At a time when much of our literature is awash with pronouncements of gloom and doom, Burt and Margie Liebert’s new book, Out of the Cage, is Eleanor Roosevelt’s proverbial candle in the darkness. For over half a century we have been regaled with dire warnings of nuclear war, greenhouse gasses, global warming, climate change, and the coming storms, floods, droughts, fires, and loss of planetary species.

Not that we can afford to ignore these warnings. The threat is real. But beyond warnings we need a plan. That plan is clearly laid out in Out of the Cage. While the book does deal with the usuals of green technology––solar panels, wind generators––it also goes well beyond.
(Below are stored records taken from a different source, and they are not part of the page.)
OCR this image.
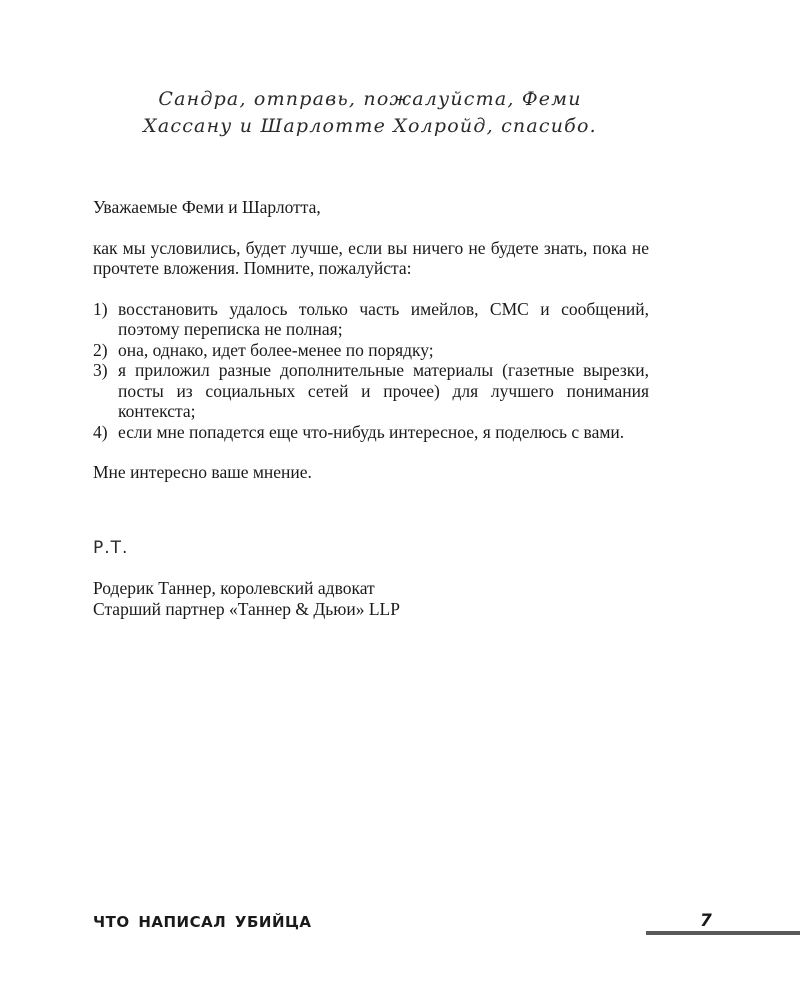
Сандра, отправь, пожалуйста, Феми
Хассану и Шарлотте Холройд, спасибо.

Уважаемые Феми и Шарлотта,

как мы условились, будет лучше, если вы ничего не будете знать, пока не прочтете вложения. Помните, пожалуйста:

1) восстановить удалось только часть имейлов, СМС и сообщений, поэтому переписка не полная;
2) она, однако, идет более-менее по порядку;
3) я приложил разные дополнительные материалы (газетные вырезки, посты из социальных сетей и прочее) для лучшего понимания контекста;
4) если мне попадется еще что-нибудь интересное, я поделюсь с вами.

Мне интересно ваше мнение.

Р.Т.
Родерик Таннер, королевский адвокат
Старший партнер «Таннер & Дьюи» LLP
ЧТО НАПИСАЛ УБИЙЦА	7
Don’t be afraid to get your head out of the cage, the authors are saying, and visualize a whole new way of life. I find it interesting that their solution lies not in endlessly generating more and more energy, but in needing less, on finding satisfaction in human relationships instead of the never-ending quest for wealth and possessions. It is a treatise on humanism, on ethical living.

As frosting on the cake, we get an intriguing love story, featuring Gordon van Cleve, wealthy, sophisticated New York business executive, who views the concept with deep distaste. I wondered as I read, if Gordon was really me, finding the whole idea a bit unrealistic. But on second thought, maybe . . . . And finally, the idea came together so logically, I wonder why it isn’t our prevailing life style. I would have liked the authors to tell us how to get there from here. But on the other hand, it leaves a challenge for us to get our heads out of the cage and build a world that will allow our children and grandchildren to experience the same gloriously abundant planet we enjoy today.